ジョン・ウィリアムズ氏がオリンピックに関係する音楽を作曲するのはこの楽曲が最初ですが、その後1988年ソウル夏季大会の際に米NBC放送用に作られた「オリンピック・スピリット」、1996年アトランタ夏季大会のテーマ曲「サモン・ザ・ヒーロー」、そして2002年ソルトレイクシティ冬季大会のテーマ曲「コール・オブ・ザ・チャンピオン」を続々と生み出しています。

以下、多少オタク的ですが、当時の映像や資料を基に開会式の様子を記します。

<ロス五輪開会式の様子>

さて、1984年7月28日、LAメモリアル・コロシアムのフィールドに大勢の人が金色・白色のバルーンで五輪マークを作って待機している中、午後4時35分(日本時間、朝の8時35分)に、LA中の教会の鐘が響き渡ります。

オリンピック・ファンファーレ

そして、鐘の音が収まった後、コロシアム中に配置された約120人のトランペットとドラム隊による、この楽曲の冒頭ファンファーレ部分が鳴り響いて、ロス五輪の開会式の幕が開きます。

ウェルカム・ソング

マーヴィン・ハムリッシュ作曲による世界中を歓迎する音楽の最中、突如空を飛ぶ「ロケットマン」がフィールドに降り立ちます。

レーガン大統領・IOC委員長・大会組織委員長入場

行進曲「国民の象徴」が流れる中、レーガン大統領夫妻、サマランチ委員長、ユベロス組織委員長の入場、そしてアメリカ国歌です。

ショー『ミュージック・オブ・アメリカ』

ここから、それまでのオリンピックでは考えられなかった、約1時間にもわたる壮大なショーの始まりです。とにかく規模が大きい派手な演出が次々と繰り広げられます。800名のマーチングバンド、410名のダンサーや多くの馬車、300名のゴスペルコーラス、地元高校生1500名のダンス、極めつけは「84のピアノとピアニスト」による「ラプソディー・イン・ブルー」です。

観客席による世界の国旗パフォーマンス

アナウンスに従って観客席に仕込んであったカラーカードを掲げると、競技場に世界中の国旗が現れて大盛り上がりです(今となってはかなりアナログなパフォーマンス)

やっと式典がはじまる!

オリンピック旗の引継ぎの儀式(ただし冷戦中で前回モスクワ大会開催のソ連は不参加なので旗はレプリカ)が終わったら、満を持してジョン・ウィリアムズ氏が登場です!

☆そして名曲の演奏が始まる☆
フィールドにはフラッグを持った何百人の人文字隊。作曲者ジョン・ウィリアムズ氏ご本人のタクト、地元の名門ロサンゼルス・フィルの演奏で、この歴史に残るオリンピックテーマ曲が完全な形で姿を現したのです。

その後ようやく「選手の入場」「要人のあいさつ」フィリップ・グラス作曲の音楽に合わせ「聖火の点灯」など通常の儀式が終わり、エンディングはベートーヴェン「歓喜の歌(第九より)」とダイアナ・ロスの曲「リーチ・アウト・アンド・タッチ」(歌ったのは別の人)と共に開会式は終了。

ロス五輪と冷戦、その後のオリンピック、平和な社会の推進と今の世界

この大会を皮切りにオリンピックが「商業主義」に変わったと揶揄されますが、自治体から一切の費用が出ない事から知恵を絞って費用を捻出し、結果生じた多額の黒字は様々なスポーツ振興につぎ込まれたわけですので、あながち良くない事ばかりではなかった筈です。

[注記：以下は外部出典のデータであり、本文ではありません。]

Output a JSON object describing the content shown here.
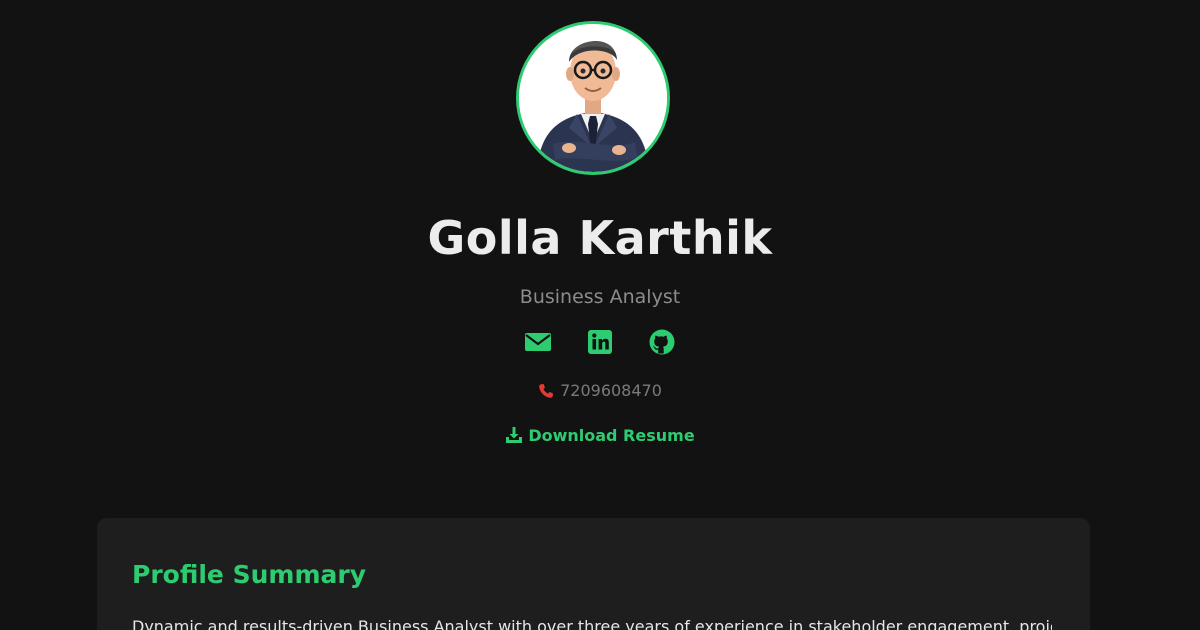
{
  "profile": {
    "name": "Golla Karthik",
    "role": "Business Analyst",
    "avatar_icon": "cartoon-businessman-avatar"
  },
  "contact": {
    "phone": "7209608470",
    "phone_icon": "phone-icon",
    "socials": [
      {
        "name": "email",
        "icon": "envelope-icon"
      },
      {
        "name": "linkedin",
        "icon": "linkedin-icon"
      },
      {
        "name": "github",
        "icon": "github-icon"
      }
    ]
  },
  "download": {
    "label": "Download Resume",
    "icon": "download-icon"
  },
  "summary": {
    "title": "Profile Summary",
    "text": "Dynamic and results-driven Business Analyst with over three years of experience in stakeholder engagement, project"
  },
  "colors": {
    "background": "#121212",
    "card": "#1e1e1e",
    "accent": "#2ecc71",
    "phone_icon": "#e53935"
  }
}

ただ、上にも記しましたが、1980年モスクワ大会の前年の年末、当時のソ連によるアフガニスタン侵攻に抗議して、アメリカ・西ドイツ・日本など西側諸国を含む約50ヶ国が大会をボイコット。当然のごとくこの1984年のロサンゼルス大会には対抗処置として東側諸国がボイコットするなど、冷戦の最中に行われているという事を強く認識する大会でした。

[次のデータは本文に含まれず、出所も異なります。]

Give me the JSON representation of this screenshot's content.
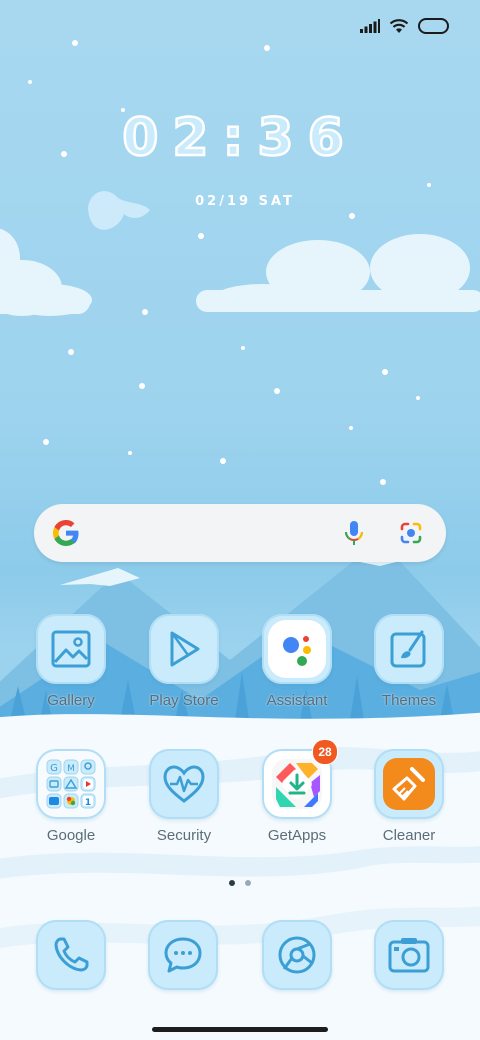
{
  "status_bar": {
    "icons": [
      "signal-icon",
      "wifi-icon",
      "battery-icon"
    ]
  },
  "lock_clock": {
    "time": "02:36",
    "date": "02/19 SAT"
  },
  "search_bar": {
    "icons": [
      "google-logo-icon",
      "microphone-icon",
      "google-lens-icon"
    ]
  },
  "apps": [
    {
      "label": "Gallery",
      "icon": "gallery-icon"
    },
    {
      "label": "Play Store",
      "icon": "play-store-icon"
    },
    {
      "label": "Assistant",
      "icon": "assistant-icon"
    },
    {
      "label": "Themes",
      "icon": "themes-icon"
    },
    {
      "label": "Google",
      "icon": "google-folder-icon"
    },
    {
      "label": "Security",
      "icon": "security-icon"
    },
    {
      "label": "GetApps",
      "icon": "getapps-icon",
      "badge": "28"
    },
    {
      "label": "Cleaner",
      "icon": "cleaner-icon"
    }
  ],
  "pages": {
    "count": 2,
    "current": 1
  },
  "dock": [
    {
      "icon": "phone-icon"
    },
    {
      "icon": "messages-icon"
    },
    {
      "icon": "browser-icon"
    },
    {
      "icon": "camera-icon"
    }
  ],
  "colors": {
    "accent": "#3b9fd6",
    "icon_tile": "#c9ebfb",
    "badge": "#f05a22",
    "sky": "#a8d8f0"
  }
}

オリンピック憲章には「平和な社会の推進」とあります。ひるがえって、今日(こんにち)の世界では、2年前に旧ソ連=ロシアによるウクライナ侵攻、昨年にハマスとイスラエルとの戦争が勃発し、その他各地でも紛争は絶え間なく続いています。本年7月からは「パリ大会」が始まりますが、再び「80年代のあの頃」のような空気感の中、大会が開催される意味をよく噛みしめて演奏したいと思います。